I’m feeling a bit mad at the universe today. It’s starting to feel like it has it out for me!
I’ve just sort of been dealing with a lot of crap these days. The usual MS stuff, this weird foggy/dazed feeling head that I’ve had forever, as well as a really messed up back which has left me in a bunch of pain most of the time. I’ve been trying my best to do as much as I can still, and today I felt like I would be somewhat productive and get myself to the pharmacy to pick up a prescription, get some lunch, things like that. I was thinking I was doing pretty well in spite of already feeling sore, just walking along on the side walk, taking in the (sometimes strange) sites of downtown Toronto, when a guy on his bike slammed into me out of no where. Well he was coming from somewhere, but I definitely didn’t notice until I heard him starting to yell, moments before he hit me. He smashed into me, ran over my foot and knocked me to the ground. I immediately started to cry as it was already painful, falling on my butt/tailbone that has already been bothering me for weeks now.

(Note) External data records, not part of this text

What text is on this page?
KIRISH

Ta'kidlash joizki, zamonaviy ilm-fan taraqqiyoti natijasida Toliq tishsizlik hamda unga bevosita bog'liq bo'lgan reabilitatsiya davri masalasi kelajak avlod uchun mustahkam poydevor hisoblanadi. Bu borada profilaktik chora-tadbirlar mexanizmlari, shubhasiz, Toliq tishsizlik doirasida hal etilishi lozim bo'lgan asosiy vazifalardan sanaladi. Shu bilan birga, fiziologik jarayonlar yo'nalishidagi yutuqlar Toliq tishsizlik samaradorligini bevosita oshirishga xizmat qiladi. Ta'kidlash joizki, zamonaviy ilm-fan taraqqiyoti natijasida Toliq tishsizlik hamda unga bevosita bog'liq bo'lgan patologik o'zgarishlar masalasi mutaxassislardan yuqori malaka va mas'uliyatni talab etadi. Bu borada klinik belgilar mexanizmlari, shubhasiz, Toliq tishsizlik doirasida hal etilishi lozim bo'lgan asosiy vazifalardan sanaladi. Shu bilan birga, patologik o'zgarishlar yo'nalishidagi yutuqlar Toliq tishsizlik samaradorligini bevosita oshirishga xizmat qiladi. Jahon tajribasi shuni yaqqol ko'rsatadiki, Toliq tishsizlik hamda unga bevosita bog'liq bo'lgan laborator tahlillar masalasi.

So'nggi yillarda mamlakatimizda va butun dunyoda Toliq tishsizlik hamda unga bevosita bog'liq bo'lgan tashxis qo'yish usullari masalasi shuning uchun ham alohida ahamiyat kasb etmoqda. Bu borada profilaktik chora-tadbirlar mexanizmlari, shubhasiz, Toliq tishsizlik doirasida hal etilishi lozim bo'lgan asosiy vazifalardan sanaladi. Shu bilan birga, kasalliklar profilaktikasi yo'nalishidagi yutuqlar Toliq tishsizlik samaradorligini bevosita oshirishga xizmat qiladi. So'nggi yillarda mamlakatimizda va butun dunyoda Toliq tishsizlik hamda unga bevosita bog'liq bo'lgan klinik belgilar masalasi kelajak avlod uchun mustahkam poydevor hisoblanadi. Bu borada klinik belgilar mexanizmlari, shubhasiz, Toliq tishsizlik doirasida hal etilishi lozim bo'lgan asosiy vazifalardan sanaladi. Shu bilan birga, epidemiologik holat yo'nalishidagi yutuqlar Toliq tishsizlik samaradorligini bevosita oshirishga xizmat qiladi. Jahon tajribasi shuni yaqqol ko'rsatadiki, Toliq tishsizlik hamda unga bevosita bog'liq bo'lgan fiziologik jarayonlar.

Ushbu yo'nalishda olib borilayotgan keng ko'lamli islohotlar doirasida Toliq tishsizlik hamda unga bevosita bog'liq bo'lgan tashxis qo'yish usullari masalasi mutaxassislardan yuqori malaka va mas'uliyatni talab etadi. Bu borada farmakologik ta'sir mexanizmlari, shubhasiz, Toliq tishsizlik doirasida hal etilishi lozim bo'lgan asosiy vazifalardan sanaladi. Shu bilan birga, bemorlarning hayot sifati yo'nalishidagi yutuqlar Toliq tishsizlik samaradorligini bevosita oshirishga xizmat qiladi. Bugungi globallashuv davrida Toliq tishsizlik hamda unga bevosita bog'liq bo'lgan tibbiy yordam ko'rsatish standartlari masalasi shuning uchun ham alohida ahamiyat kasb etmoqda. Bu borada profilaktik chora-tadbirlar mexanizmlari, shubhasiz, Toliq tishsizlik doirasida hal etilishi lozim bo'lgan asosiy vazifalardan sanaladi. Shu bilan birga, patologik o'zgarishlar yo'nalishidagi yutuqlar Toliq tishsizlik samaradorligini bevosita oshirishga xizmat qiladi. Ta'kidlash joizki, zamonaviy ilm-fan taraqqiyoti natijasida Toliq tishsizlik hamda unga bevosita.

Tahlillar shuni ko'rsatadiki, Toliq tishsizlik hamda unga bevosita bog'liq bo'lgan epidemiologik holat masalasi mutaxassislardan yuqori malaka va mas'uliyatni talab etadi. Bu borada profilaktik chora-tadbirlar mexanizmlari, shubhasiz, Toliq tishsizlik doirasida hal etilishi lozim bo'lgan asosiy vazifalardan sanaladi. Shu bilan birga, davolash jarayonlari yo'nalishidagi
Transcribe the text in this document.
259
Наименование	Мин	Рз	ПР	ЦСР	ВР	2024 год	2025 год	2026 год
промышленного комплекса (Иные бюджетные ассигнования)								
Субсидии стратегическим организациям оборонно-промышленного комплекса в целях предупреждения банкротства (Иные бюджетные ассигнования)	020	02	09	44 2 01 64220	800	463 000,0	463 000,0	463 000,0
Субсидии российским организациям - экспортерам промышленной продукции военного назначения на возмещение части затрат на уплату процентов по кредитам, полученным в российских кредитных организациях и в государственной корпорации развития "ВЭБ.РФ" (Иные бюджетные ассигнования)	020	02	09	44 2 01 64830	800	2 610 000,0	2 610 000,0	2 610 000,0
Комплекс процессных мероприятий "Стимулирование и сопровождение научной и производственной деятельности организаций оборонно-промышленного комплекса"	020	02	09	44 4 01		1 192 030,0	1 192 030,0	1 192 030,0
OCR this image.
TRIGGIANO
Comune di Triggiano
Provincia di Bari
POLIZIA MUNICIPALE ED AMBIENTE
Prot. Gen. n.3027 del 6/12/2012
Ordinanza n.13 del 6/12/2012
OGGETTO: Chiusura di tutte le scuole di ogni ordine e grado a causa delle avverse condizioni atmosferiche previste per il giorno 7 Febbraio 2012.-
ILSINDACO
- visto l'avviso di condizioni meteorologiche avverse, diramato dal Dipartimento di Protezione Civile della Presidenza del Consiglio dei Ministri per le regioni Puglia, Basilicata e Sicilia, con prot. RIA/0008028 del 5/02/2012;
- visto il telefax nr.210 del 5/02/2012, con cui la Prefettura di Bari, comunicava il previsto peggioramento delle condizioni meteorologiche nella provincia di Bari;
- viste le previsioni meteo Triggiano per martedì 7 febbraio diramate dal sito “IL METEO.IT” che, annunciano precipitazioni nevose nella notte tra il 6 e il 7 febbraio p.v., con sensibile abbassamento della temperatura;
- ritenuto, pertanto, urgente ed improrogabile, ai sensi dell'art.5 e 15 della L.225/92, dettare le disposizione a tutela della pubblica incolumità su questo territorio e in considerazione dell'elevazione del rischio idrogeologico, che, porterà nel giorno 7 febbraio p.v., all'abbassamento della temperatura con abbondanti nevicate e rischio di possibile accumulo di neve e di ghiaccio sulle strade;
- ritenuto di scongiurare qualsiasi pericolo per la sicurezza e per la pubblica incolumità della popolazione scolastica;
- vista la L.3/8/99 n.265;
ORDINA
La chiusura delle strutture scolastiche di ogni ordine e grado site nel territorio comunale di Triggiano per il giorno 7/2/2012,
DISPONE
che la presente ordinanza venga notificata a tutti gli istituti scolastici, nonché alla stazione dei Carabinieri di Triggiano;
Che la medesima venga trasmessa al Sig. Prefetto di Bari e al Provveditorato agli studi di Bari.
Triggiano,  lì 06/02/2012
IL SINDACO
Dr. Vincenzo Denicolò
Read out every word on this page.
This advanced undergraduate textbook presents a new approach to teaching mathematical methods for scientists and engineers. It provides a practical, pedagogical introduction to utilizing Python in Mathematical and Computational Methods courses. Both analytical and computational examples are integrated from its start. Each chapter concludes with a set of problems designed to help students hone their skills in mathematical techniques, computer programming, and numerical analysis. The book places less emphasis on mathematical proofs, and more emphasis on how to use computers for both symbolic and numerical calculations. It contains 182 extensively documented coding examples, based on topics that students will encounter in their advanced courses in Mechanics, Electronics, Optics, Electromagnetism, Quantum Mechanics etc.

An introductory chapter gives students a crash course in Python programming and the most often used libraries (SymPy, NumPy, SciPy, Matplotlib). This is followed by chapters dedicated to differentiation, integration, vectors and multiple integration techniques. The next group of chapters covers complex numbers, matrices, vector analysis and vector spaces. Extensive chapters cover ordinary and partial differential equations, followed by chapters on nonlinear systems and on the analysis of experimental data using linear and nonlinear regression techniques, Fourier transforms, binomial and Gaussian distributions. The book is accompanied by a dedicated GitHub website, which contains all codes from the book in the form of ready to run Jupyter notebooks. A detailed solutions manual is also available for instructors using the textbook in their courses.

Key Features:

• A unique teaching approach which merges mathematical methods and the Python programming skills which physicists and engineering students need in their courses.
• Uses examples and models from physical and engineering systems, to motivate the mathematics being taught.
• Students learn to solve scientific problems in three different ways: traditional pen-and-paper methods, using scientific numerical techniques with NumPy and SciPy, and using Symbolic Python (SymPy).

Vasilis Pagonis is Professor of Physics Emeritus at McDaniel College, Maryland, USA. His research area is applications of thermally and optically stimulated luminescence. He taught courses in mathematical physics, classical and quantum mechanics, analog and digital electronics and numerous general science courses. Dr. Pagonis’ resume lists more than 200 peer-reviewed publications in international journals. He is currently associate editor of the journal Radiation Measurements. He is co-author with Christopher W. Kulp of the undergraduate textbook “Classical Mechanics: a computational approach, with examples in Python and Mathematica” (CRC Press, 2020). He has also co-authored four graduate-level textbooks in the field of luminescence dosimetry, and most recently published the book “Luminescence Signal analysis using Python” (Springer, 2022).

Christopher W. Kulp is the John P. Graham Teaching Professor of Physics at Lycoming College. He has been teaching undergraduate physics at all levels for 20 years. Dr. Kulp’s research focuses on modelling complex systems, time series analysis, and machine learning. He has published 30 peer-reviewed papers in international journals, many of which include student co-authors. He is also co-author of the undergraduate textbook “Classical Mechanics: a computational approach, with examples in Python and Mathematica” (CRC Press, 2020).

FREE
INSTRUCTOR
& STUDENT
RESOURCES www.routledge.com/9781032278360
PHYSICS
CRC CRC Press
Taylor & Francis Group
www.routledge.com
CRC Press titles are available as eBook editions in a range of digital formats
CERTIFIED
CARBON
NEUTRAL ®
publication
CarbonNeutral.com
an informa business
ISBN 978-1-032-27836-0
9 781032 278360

So there I was, on the ground, and the first thing I thought about was how I wished I had my foldable cane out (it was in my bag) to hit him back with! A couple of girls who were near by came to my side and started asking if I needed an ambulance, which I did not, and a man helped me to my feet, which I was struggling to do on my own. It all happened really fast, and I was in shock. I went to sit on a near by stoop and the guy who hit me apologized and continued on, into the near by building after I said through tears that I was okay, and told him off for being on the sidewalk (which is not allowed in Toronto!). I didn’t know what else to do. The guy who helped me up said I should have called the police, and had him arrested, or try to sue him or something, but to be honest, he looked like life had not been kind to him, missing teeth, dirty clothes, heading into the financial aid office, and I just didn’t see a point. Nothing was broken, I was just shaken up and really sore, everywhere, from the whole ordeal, and wanted to go home. Once I got home, the extent of how much pain I was in started to set in, and now I think that I will be doing a lot more laying down on heating pads the next couple of days.
Now I know saying the universe has it out for me sounds a bit dramatic, I know that sometimes shit happens to everyone. It’s just in time like these I just want to yell at the world and say how it’s not fair to keep piling on! It would be nice to be cut a little slack.